In a defined benefit program as provided under the current State Teachers' Retirement System (STRS), benefits are specified by the program and are not based on the accumulated contributions to the member's account. With a defined contribution plan, on the other hand, "there are no guarantees," says CTA President Barbara E. Kerr. "The teacher accepts all the risks."
STRS currently spreads the financial risk among all plan participants, making it possible for teachers to have a safe, secure retirement. Allowing new employees to opt out of the plan would destabilize STRS for current members and expose future teacher retirement plans to market risk.
Teachers are in the business of teaching," says Kerr. "They do not want to be brokers or investment analysts. They don't want to worry about individual investments and hidden fees. With their money in the hands of STRS professionals who do not have an interest in making a profit for themselves, they know their future is safe. The current plan's established, successful program gives teachers a sense of security and peace of mind in their retirement years."
An employee would not be able to retire under the proposed plan, except in the case of disability, until he or she has attained normal retirement age, which is redefined as 65. Participants retiring early would have to wait until they're 65 to collect benefits. In addition, benefits would be considerably lower than for current retirees. It's estimated that a plan participant who begins teaching at age 30 and retires at 65 would get $16,000 less a year. Currently, the average teacher retires at age 61 with 27 years of service and receives a retirement allowance of approximately $3,600 per month. STRS members do not participate in the Social Security system.
California needs to replace nearly 60,000 teachers in the next five years, and more than 100,000 teachers in the next 10 years, says Kerr. "Taking away the defined benefit plan will make the teaching profession less attractive at a time when California should be doing more to attract teachers into the classroom, not less."
I understand that pension liabilities are growing and represent a problem for our state and for school districts, but this is a problem that deserves more thoughtful, comprehensive consideration and should not be solved simply by pulling the rug out from under our teachers, particularly now," said State Superintendent of Public Instruction Jack O'Connell in a news release issued jointly with CTA, the California Federation of Teachers, and California State Treasurer Phil Angelides.

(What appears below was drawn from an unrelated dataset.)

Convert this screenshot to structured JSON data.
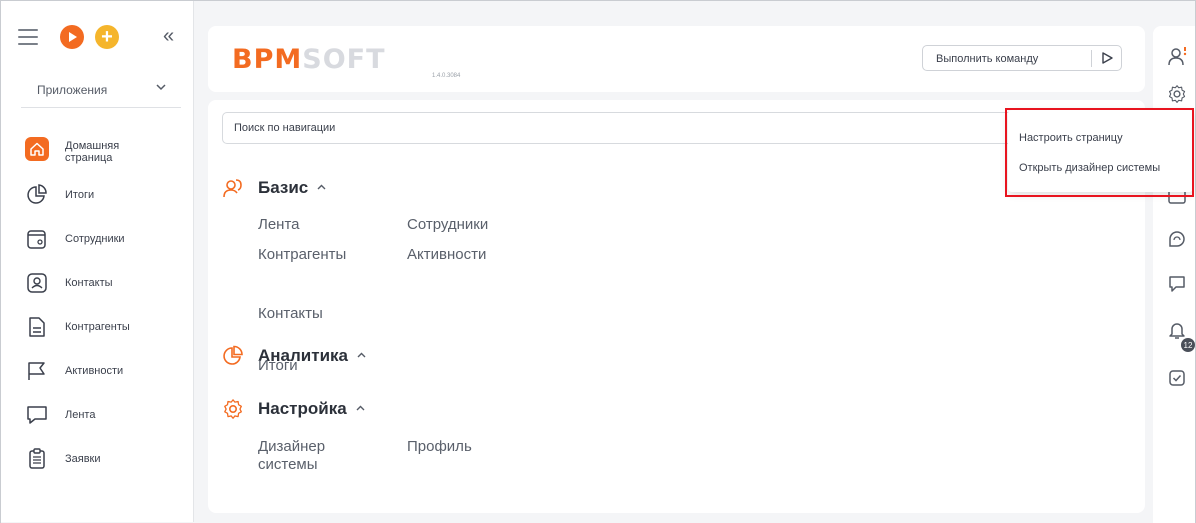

"California simply cannot afford to send this negative message to teachers when we have an urgent need to attract top talent to our classrooms. The need is particularly acute in fields like math and science where private sector salaries and benefits far outweigh those our teachers earn." The measure has to get a two-thirds vote of approval in the Legislature. If it does, it will then go to the voters on the June ballot.
Last February, the STRS Board voted 10-2 against Governor Schwarzenegger's plan to privatize the state's public pension plans, and replace them with individual 401(k)-style private accounts. The governor retaliated by removing four of his appointees.
In December, the STRS Board voted to oppose the current proposal even though five members — including the four latest gubernatorial appointees — abstained.